The decision whether to use dichotomous grid questions (dual-column grid format) or multi-response questions has been debated and researched now for a while as survey researchers are trying to battle respondent acquiescence bias. This is defined as the tendency to positively agree with all questions or statements in a survey.
Multi-response questions, in which the respondents are asked to select all the options that apply, is a common question format used in surveys that tends to elicit fewer selections in comparison with dichotomous grid questions, in which respondents are found selecting more positive answers (e.g. Yes, Agree, etc.), when forced to choose between a positive or negative answer (e.g. Yes/No, Agree/Disagree) (Smyth, Dillman, Christian & Stern, 2006; Thomas & Klein, 2006). In 2015, Callegaro, Murakami, Tempman & Henderson suggested that the larger number of positive responses in the dichotomous grid format could be explained by the acquiescence bias.
However, research conducted by GFK and the University of Nebraska – Lincoln (Thomas, Barlas, Buttermore & Smyth, 2017), and presented in a poster (“Acquiescence Bias in Yes-No Grids? The Survey Says… No.”) at the 2017 AAPOR conference, was unable to confirm that the acquiescence bias was the key driver for differences between the dichotomous grid and multi-response formats. Their hypothesis was that the differences were more likely due to how the items stand out, or resonate with respondents (salience hypothesis).
Initial research by this group of researchers, presented at the 2016 AAPOR conference, in which dichotomous “Yes/No”, and “Describe/Do Not Describe” grids were compared to multi-response questions, found support for the salience hypothesis, but it was objected that these grids were also prone to acquiescence bias, explicitly or implicitly.
In the most recent research, the researchers expanded the experiment to include construct-specific dichotomous grid questions with columns labels based on the specific question asked (e.g. Like, Do Not Like), in which there is no explicit or implicit agreement.
This time, the research showed that the average number of positive responses was similar across scales, and also higher than those for multi-response questions.
The interesting result was that more items with lower salience also received positive answers in the dichotomous grids, compared to the multi-response. This is most likely due to the fact that respondents are forced to consider each item before selecting an answer, bringing their attention to items that may be overlooked in a list of select-all-that-apply options.
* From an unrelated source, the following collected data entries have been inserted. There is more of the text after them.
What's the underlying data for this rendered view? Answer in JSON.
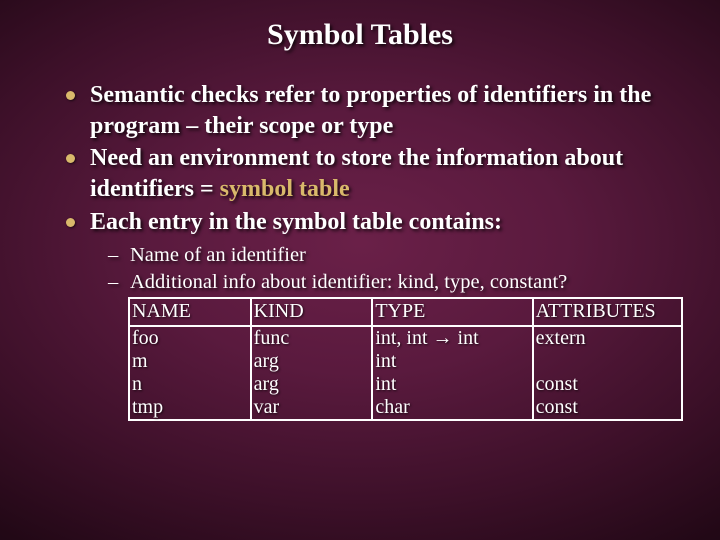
{
  "title": "Symbol Tables",
  "bullets": [
    {
      "text": "Semantic checks refer to properties of identifiers in the program – their scope or type"
    },
    {
      "pre": "Need an environment to store the information about identifiers = ",
      "highlight": "symbol table"
    },
    {
      "text": "Each entry in the symbol table contains:"
    }
  ],
  "sub_bullets": [
    "Name of an identifier",
    "Additional info about identifier: kind, type, constant?"
  ],
  "table": {
    "headers": [
      "NAME",
      "KIND",
      "TYPE",
      "ATTRIBUTES"
    ],
    "rows": [
      {
        "name": "foo",
        "kind": "func",
        "type_pre": "int, int ",
        "type_arrow": "→",
        "type_post": " int",
        "attr": "extern"
      },
      {
        "name": "m",
        "kind": "arg",
        "type_pre": "int",
        "type_arrow": "",
        "type_post": "",
        "attr": ""
      },
      {
        "name": "n",
        "kind": "arg",
        "type_pre": "int",
        "type_arrow": "",
        "type_post": "",
        "attr": "const"
      },
      {
        "name": "tmp",
        "kind": "var",
        "type_pre": "char",
        "type_arrow": "",
        "type_post": "",
        "attr": "const"
      }
    ]
  }
}
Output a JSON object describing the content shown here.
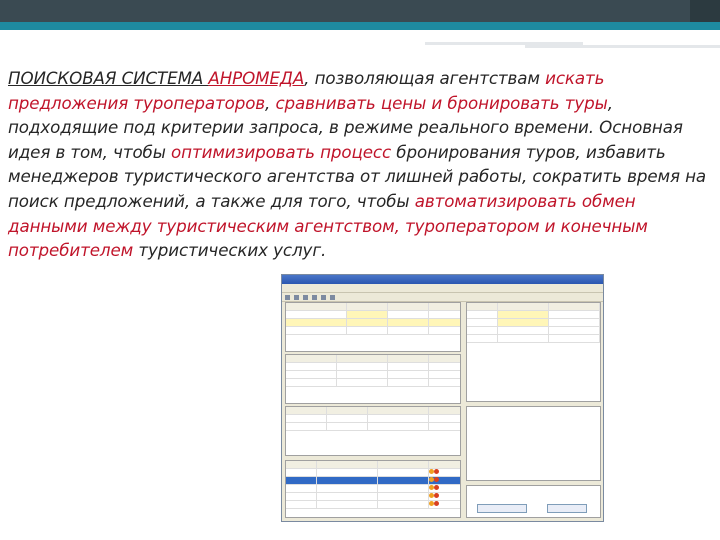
{
  "slide": {
    "colors": {
      "topbar": "#3a4a52",
      "stripe": "#1e8aa0",
      "highlight": "#c0142a",
      "body_text": "#262626"
    },
    "text": {
      "p1_a": "ПОИСКОВАЯ СИСТЕМА ",
      "p1_hl1": "АНРОМЕДА",
      "p1_b": ", позволяющая агентствам ",
      "p1_hl2": "искать предложения туроператоров",
      "p1_c": ", ",
      "p1_hl3": "сравнивать цены и бронировать туры",
      "p1_d": ", подходящие под критерии запроса, в режиме реального времени. Основная идея в том, чтобы ",
      "p1_hl4": "оптимизировать процесс",
      "p1_e": " бронирования туров, избавить менеджеров туристического агентства от лишней работы, сократить время на поиск предложений, а также для того, чтобы ",
      "p1_hl5": "автоматизировать обмен данными между туристическим агентством, туроператором и конечным потребителем",
      "p1_f": " туристических услуг."
    }
  },
  "screenshot": {
    "icon": "application-screenshot"
  }
}
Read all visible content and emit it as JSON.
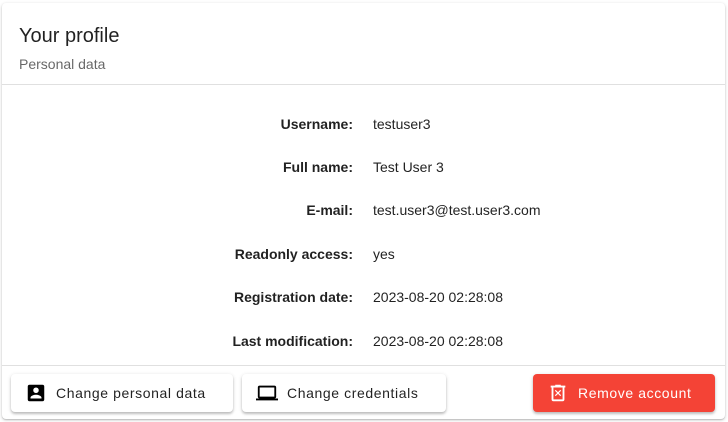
{
  "header": {
    "title": "Your profile",
    "subtitle": "Personal data"
  },
  "profile": {
    "rows": [
      {
        "label": "Username:",
        "value": "testuser3"
      },
      {
        "label": "Full name:",
        "value": "Test User 3"
      },
      {
        "label": "E-mail:",
        "value": "test.user3@test.user3.com"
      },
      {
        "label": "Readonly access:",
        "value": "yes"
      },
      {
        "label": "Registration date:",
        "value": "2023-08-20 02:28:08"
      },
      {
        "label": "Last modification:",
        "value": "2023-08-20 02:28:08"
      }
    ]
  },
  "actions": {
    "change_personal_label": "Change personal data",
    "change_personal_icon": "account-box-icon",
    "change_credentials_label": "Change credentials",
    "change_credentials_icon": "laptop-icon",
    "remove_label": "Remove account",
    "remove_icon": "delete-icon"
  },
  "colors": {
    "danger": "#f44336",
    "divider": "#e0e0e0"
  }
}
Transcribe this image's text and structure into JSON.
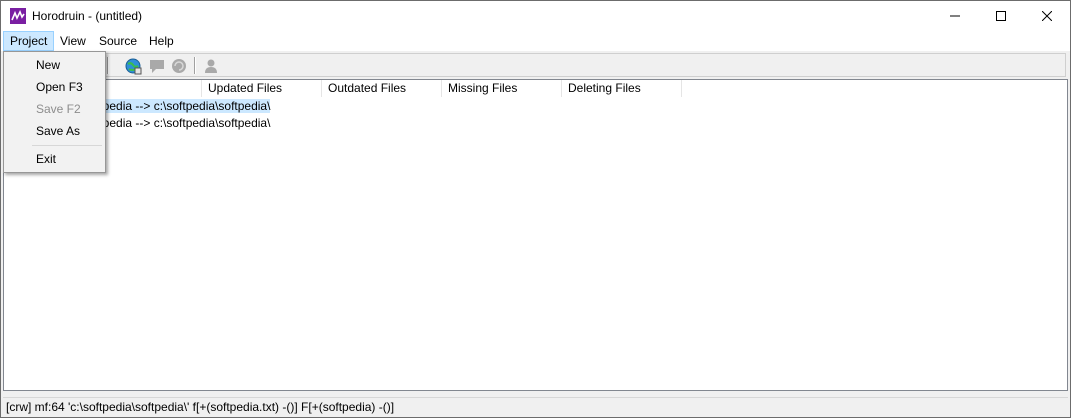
{
  "window": {
    "title": "Horodruin - (untitled)",
    "accent_icon_color": "#7a1fa2"
  },
  "menubar": {
    "items": [
      "Project",
      "View",
      "Source",
      "Help"
    ]
  },
  "project_menu": {
    "items": [
      {
        "label": "New",
        "enabled": true
      },
      {
        "label": "Open F3",
        "enabled": true
      },
      {
        "label": "Save F2",
        "enabled": false
      },
      {
        "label": "Save As",
        "enabled": true
      },
      {
        "label": "Exit",
        "enabled": true
      }
    ]
  },
  "toolbar": {
    "icons": [
      "globe-refresh-icon",
      "comment-icon",
      "refresh-icon",
      "user-icon"
    ]
  },
  "list": {
    "columns": [
      "Updated Files",
      "Outdated Files",
      "Missing Files",
      "Deleting Files"
    ],
    "rows": [
      {
        "text": "ftpedia  --> c:\\softpedia\\softpedia\\",
        "selected": true
      },
      {
        "text": "ftpedia  --> c:\\softpedia\\softpedia\\",
        "selected": false
      }
    ]
  },
  "statusbar": {
    "text": "[crw] mf:64 'c:\\softpedia\\softpedia\\' f[+(softpedia.txt) -()] F[+(softpedia) -()]"
  }
}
To validate their results, the researchers asked a follow-up question about the frequency of engagement in behaviors presented in the multi-response and dichotomous grids, and examined how well responses from the different question formats predicted the frequency behavior. If the responses to the dichotomous grids were a result of the acquiescence bias, low correlations between the answers to the grid questions and the frequency behavior were expected. However, the analysis found comparable correlations between the frequency behavior question and all question formats tested, suggesting support for the salience hypothesis.
Based on these results, the researchers recommend using the dichotomous grids, as they elicit greater item consideration, particularly in screeners.
Although, I admit that these results are encouraging and provide a promising practical application to improve respondent quality, the use of grids have other problems. They take longer to answer, can be tiring, and are susceptible to straightlining. As the authors acknowledge, the grid format can yield too many false positives, and subsequent quality controls are needed to filter out bad responses.
In short, dichotomous grids seem to be better to encourage more thoughtful answers about items that may be ignored in a long multi-response list, but we should use them with caution, and add controls to validate their answers.